Absolute convergence does not imply convergence

Question

Find a space and a series that converges absolutely but it does not converges. It is clear that the space can't complete or Banach.

Answer 1

You can take $X$ to be the vector space of polynomials on the unit circle $\mathbb T$, with the supremum norm.

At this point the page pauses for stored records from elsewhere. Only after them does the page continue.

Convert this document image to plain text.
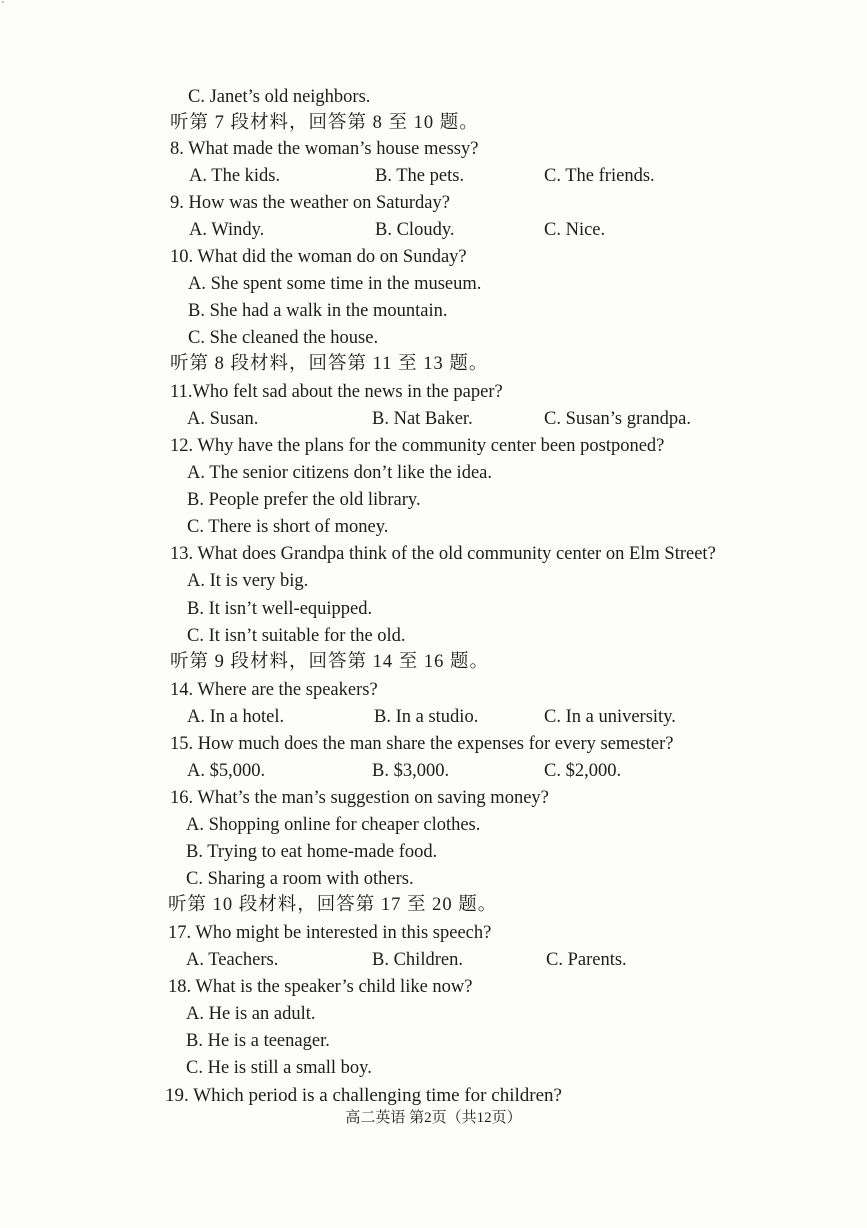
'
C. Janet’s old neighbors.
听第 7 段材料，回答第 8 至 10 题。
8. What made the woman’s house messy?
A. The kids.	B. The pets.	C. The friends.
9. How was the weather on Saturday?
A. Windy.	B. Cloudy.	C. Nice.
10. What did the woman do on Sunday?
A. She spent some time in the museum.
B. She had a walk in the mountain.
C. She cleaned the house.
听第 8 段材料，回答第 11 至 13 题。
11.Who felt sad about the news in the paper?
A. Susan.	B. Nat Baker.	C. Susan’s grandpa.
12. Why have the plans for the community center been postponed?
A. The senior citizens don’t like the idea.
B. People prefer the old library.
C. There is short of money.
13. What does Grandpa think of the old community center on Elm Street?
A. It is very big.
B. It isn’t well-equipped.
C. It isn’t suitable for the old.
听第 9 段材料，回答第 14 至 16 题。
14. Where are the speakers?
A. In a hotel.	B. In a studio.	C. In a university.
15. How much does the man share the expenses for every semester?
A. $5,000.	B. $3,000.	C. $2,000.
16. What’s the man’s suggestion on saving money?
A. Shopping online for cheaper clothes.
B. Trying to eat home-made food.
C. Sharing a room with others.
听第 10 段材料，回答第 17 至 20 题。
17. Who might be interested in this speech?
A. Teachers.	B. Children.	C. Parents.
18. What is the speaker’s child like now?
A. He is an adult.
B. He is a teenager.
C. He is still a small boy.
19. Which period is a challenging time for children?
高二英语 第2页（共12页）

Now consider the series $$ \sum_{n=1}^\infty \frac{x^n}{2^n}. $$ The series converges absolutely, because $|x|=1$, and you get a numerical series that converges in $\mathbb C$. But the series cannot converge in $X$, because it would have to be $\frac x {2-x}$, which is not a polynomial.

Answer 2

Or take the finite sequences $l^2_0$ within the square integrable ones $l^2$ and consider the sequence (or the net): $$\sum_{k=1}^n\frac{1}{k}e_k$$ $$\sum_{n\in\mathbb{N}}\frac{1}{n}e_n$$

Answer 3

The taylor series expansion of $\sqrt{1+x}$ is $$1+a_1x-a_2x^2+a_3x^3+\cdots,$$ or $$1+\sum_1^\infty (-1)^{n+1}a_nx^n,$$ for $|x|\le1$, and $a_1, a_2, a_3, \cdots$ are all positive rational numbers.

Now, by simply substituting $x=-1$ we get $$1-\sum_1^\infty a_n = \sqrt{1 + (-1)}=0,$$ or $$\boxed{\sum_1^\infty |(-1)^{n+1}a_n| = 1}$$

On the other hand, if you substitute $x=1$ you get $$\boxed{\sum_1^\infty (-1)^{n+1}a_n = \sqrt{2}-1}$$ which is not convergent in $\mathbb{Q},$ although it's absolutely convergent.